Il germe dell’idea di documentare la distruzione è venuto da questa foto, anche se, per un senso di rispetto, Alex non è partito dalle immagini inviategli dall’amico per creare la sua mappa. Di tutte le emozioni provate, è stata l’indignazione a convincerlo a mettersi all’opera. A gennaio 2024 un network, legato a quello che è largamente conosciuto come un propagandista filorusso italiano, ha annunciato di aver organizzato a Modena un evento per dimostrare la ricostruzione russa di Mariupol.
«Avendo ben chiara la situazione nella città, quell’annuncio mi ha fatto infuriare. Ho scritto immediatamente al sindaco per chiedere di ritirare la disponibilità della sala civica all’iniziativa sponsorizzata da Andrea Lucidi, in una lunga email alla quale ho allegato immagini recentissime che mostravano lo stato reale della città». Il messaggio conteneva quindi le prove inoppugnabili che sarebbe stato un evento basato su fake news, facente parte dell’offensiva ibrida del Cremlino per riconquistare spazio mediatico nel dibattito italiano sulla guerra.

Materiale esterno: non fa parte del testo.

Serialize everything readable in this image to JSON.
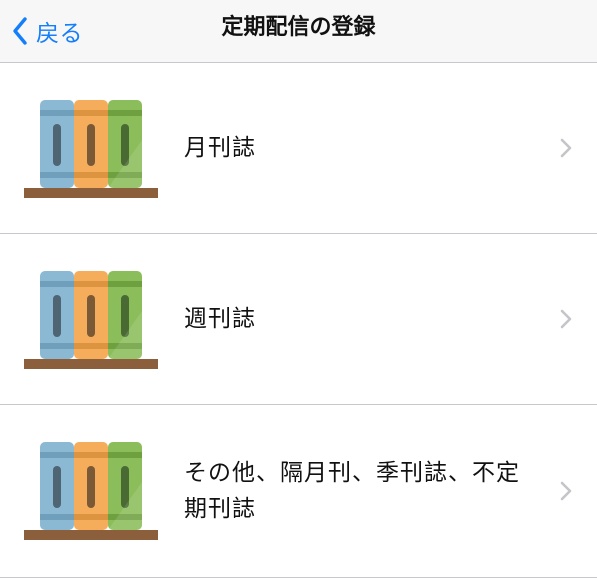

«In quel momento mi sono reso conto che era arrivata l’ora di mettere insieme le foto in un quadro che potesse mostrare a chiunque che la presunta ricostruzione russa fosse limitata, scadente, e, soprattutto, si limitasse alle apparenze solo per creare una scenografia perfetta per la propaganda, e non tenesse conto della quantità inimmaginabile di devastazione che i russi avevano portato in città».
Il risultato oggi è un progetto di oltre 1.400 foto aggiornate per testimoniare le demolizioni degli edifici più grandi rispetto ai pochi nuovi condomini costruiti dai russi, con una netta e soverchiante maggioranza di condomini scomparsi. A questi andrebbero aggiunte poi tutte le abitazioni private che non vi sono più. «Chiunque può dare un’occhiata a Google Maps per vedere che intere zone della città, anche nel centro, sono state completamente cancellate».
Un archivio che Alex ha costruito da solo, senza alcun tipo di finanziamento. Certo, avere dei soldi da investire nell’acquisto di immagini satellitari aggiornate ad alta risoluzione potrebbe essere utile: proprio in queste settimane i russi hanno avviato una nuova campagna di demolizioni in città, e una visione dall’alto semplificherebbe questa ennesima mappatura.
«Onestamente, però, se qualcuno mi dicesse che ha mille euro per il mio progetto, gli chiederei piuttosto di donarli a un paio di associazioni che portano aiuto direttamente ai militari al fronte. Penso che questo sia il modo più utile per utilizzare qualunque fondo, per portare l’aiuto tra le mani di chi ne ha bisogno».
Intanto lui continua a fare, nel suo piccolo, controinformazione contro la propaganda russa. Un sussulto di verità contro le menzogne del Cremlino. «Lo faccio anche per i miei figli: credo che sia molto importante far capire ai bambini che il mondo non può essere vittima dei prepotenti soltanto perché credono di essere più forti e possono imporre la loro narrazione. Dovrebbe essere un’ovvietà, ma mi pare che l’umanità stia andando nella direzione opposta, e questo mi preoccupa per il loro futuro».